Oklahoma State’s offense faces a number of questions heading into this fall, with a new offensive coordinator, a new starting quarterback and the task of replacing starters Tyron Johnson and Larry Williams.
So it must be nice for Mike Gundy to look at his running back depth chart and know exactly how to replace his best departed player from last year, Justice Hill.
“Well overall he had a good spring,” Gundy said of incumbent starter Chuba Hubbard following the Cowboys’ open spring practice. “I don’t know that I kept up with how many carries he had today, but Chu’s in good shape. He’s in a good position right now to have a good year.”
Maybe “choo” is half of the noise he makes as he runs down-track and out of the backfield, a la Clint Chelf. Or maybe “chew” is what he does through defenses on his way to highlight reel runs. (Maybe pronouncing only the first syllable of a player’s name is the next step in adoration, directly following Mike Gundy calling you by your jersey number.)
Regardless, you can be sure it’s a term of endearment from Hubbard’s head coach for his running back of the now and, hopefully, the future.
Chuba showed flashes of what he brought to the table early in 2018, when he was still penciled in at RB3. Flash is the operative word.
He usurped J.D. King as the Cowboys’ No. 2 option midway through the season, but it wasn’t until he spelled an injured Justice Hill that Chuba proved that he was more than just a shifty playmaker, but a legit starting back that an offense could run through.
Starting with that Bedlam game (that would be Justice’s last in orange) and through the next three, Chuba was a force toting the rock. Against OU, he recorded his first triple-digit game with 104 yards and three scores. He would hit that century mark in three of his final four games. As OSU’s No. 1 option (including Bedlam) Chuba averaged 106.3 yards per game on 5.4 yards per carry and scored five rushing TDs.
He also proved effective in the passing game, with 110 receiving yards and another score during that four-game span, nearly twice that of Hill’s receiving total in 10 games.

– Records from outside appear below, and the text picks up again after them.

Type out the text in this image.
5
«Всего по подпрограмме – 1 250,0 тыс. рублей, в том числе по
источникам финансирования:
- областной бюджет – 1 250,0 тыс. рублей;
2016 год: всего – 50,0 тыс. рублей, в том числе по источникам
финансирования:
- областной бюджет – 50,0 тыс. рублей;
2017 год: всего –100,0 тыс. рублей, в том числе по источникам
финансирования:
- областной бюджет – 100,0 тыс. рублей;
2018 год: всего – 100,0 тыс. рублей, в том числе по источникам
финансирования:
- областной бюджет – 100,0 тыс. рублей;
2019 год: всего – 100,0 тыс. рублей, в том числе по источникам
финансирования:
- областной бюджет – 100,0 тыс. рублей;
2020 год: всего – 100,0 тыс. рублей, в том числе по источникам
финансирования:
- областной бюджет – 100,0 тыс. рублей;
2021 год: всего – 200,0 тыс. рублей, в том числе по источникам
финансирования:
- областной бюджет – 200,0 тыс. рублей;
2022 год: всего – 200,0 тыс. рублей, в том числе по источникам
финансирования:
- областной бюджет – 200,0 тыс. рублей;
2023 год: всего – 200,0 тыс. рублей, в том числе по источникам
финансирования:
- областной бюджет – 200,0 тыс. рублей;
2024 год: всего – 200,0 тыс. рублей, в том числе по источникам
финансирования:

In fact, Chuba led all 2018 Cowboys (with at least nine targets) with a catch rate of 78.6 percent (22-of-28 for 229 yards and two TDs).

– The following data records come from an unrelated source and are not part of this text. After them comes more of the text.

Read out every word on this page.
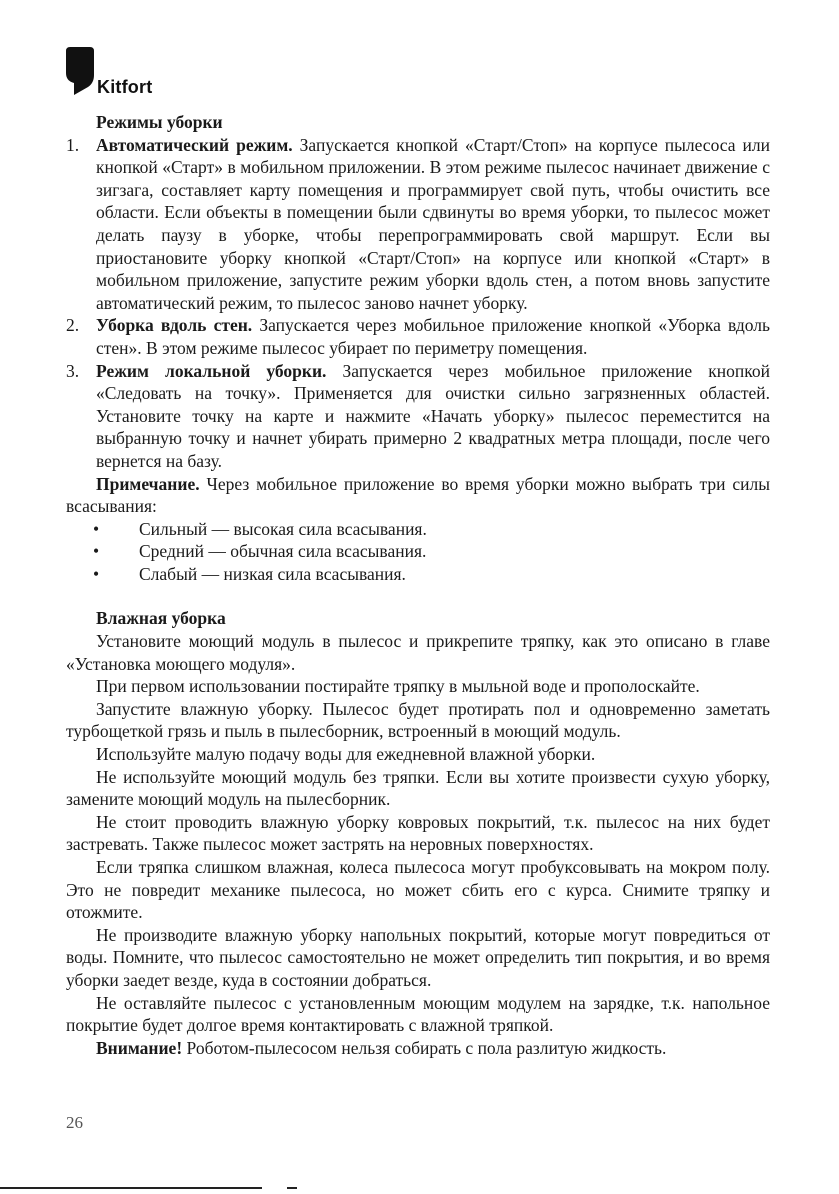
Kitfort

Режимы уборки

1. Автоматический режим. Запускается кнопкой «Старт/Стоп» на корпусе пылесоса или кнопкой «Старт» в мобильном приложении. В этом режиме пылесос начинает движение с зигзага, составляет карту помещения и программирует свой путь, чтобы очистить все области. Если объекты в помещении были сдвинуты во время уборки, то пылесос может делать паузу в уборке, чтобы перепрограммировать свой маршрут. Если вы приостановите уборку кнопкой «Старт/Стоп» на корпусе или кнопкой «Старт» в мобильном приложение, запустите режим уборки вдоль стен, а потом вновь запустите автоматический режим, то пылесос заново начнет уборку.
2. Уборка вдоль стен. Запускается через мобильное приложение кнопкой «Уборка вдоль стен». В этом режиме пылесос убирает по периметру помещения.
3. Режим локальной уборки. Запускается через мобильное приложение кнопкой «Следовать на точку». Применяется для очистки сильно загрязненных областей. Установите точку на карте и нажмите «Начать уборку» пылесос переместится на выбранную точку и начнет убирать примерно 2 квадратных метра площади, после чего вернется на базу.

Примечание. Через мобильное приложение во время уборки можно выбрать три силы всасывания:

• Сильный — высокая сила всасывания.
• Средний — обычная сила всасывания.
• Слабый — низкая сила всасывания.

Влажная уборка

Установите моющий модуль в пылесос и прикрепите тряпку, как это описано в главе «Установка моющего модуля».

При первом использовании постирайте тряпку в мыльной воде и прополоскайте.

Запустите влажную уборку. Пылесос будет протирать пол и одновременно заметать турбощеткой грязь и пыль в пылесборник, встроенный в моющий модуль.

Используйте малую подачу воды для ежедневной влажной уборки.

Не используйте моющий модуль без тряпки. Если вы хотите произвести сухую уборку, замените моющий модуль на пылесборник.

Не стоит проводить влажную уборку ковровых покрытий, т.к. пылесос на них будет застревать. Также пылесос может застрять на неровных поверхностях.

Если тряпка слишком влажная, колеса пылесоса могут пробуксовывать на мокром полу. Это не повредит механике пылесоса, но может сбить его с курса. Снимите тряпку и отожмите.

Не производите влажную уборку напольных покрытий, которые могут повредиться от воды. Помните, что пылесос самостоятельно не может определить тип покрытия, и во время уборки заедет везде, куда в состоянии добраться.

Не оставляйте пылесос с установленным моющим модулем на зарядке, т.к. напольное покрытие будет долгое время контактировать с влажной тряпкой.

Внимание! Роботом-пылесосом нельзя собирать с пола разлитую жидкость.

26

Things culminated for Chuba (and for Gundy) during the Liberty Bowl win over Missouri. The redshirt frosh led all Cowboys with 182 total scrimmage yards, including 145 on the ground and a TD, to help lead OSU to the 38-33 win.
But aside from his gaudy numbers and production, Chuba took the reins as a much-needed leader heading into the offseason.
“He’s maturing now,” said Gundy. “I saw him start to mature and take things over in the bowl game. He needs to be a leader, I think he will. It’s easy to lead if you’re a good player and you got skill.
“Players will tend to follow you, and I think his attitude will be really good. He was very quiet last year, and he’s somewhat coming out of his shell.”
So while Gundy (and others) seemingly bemoaned Justice Hill’s decision to sit out his final few games after injury, that might prove invaluable as a learning tool for both Hubbard and Gundy.
That additional workload allowed for Gundy to learn what he had in the promising young rusher (something that likely wouldn’t have happened otherwise), and it allowed for Chuba to enter 2019 with the confidence of an experienced No. 1 back. Most of all, it gave OSU’s offense one less question mark heading into a crucial 2019 season.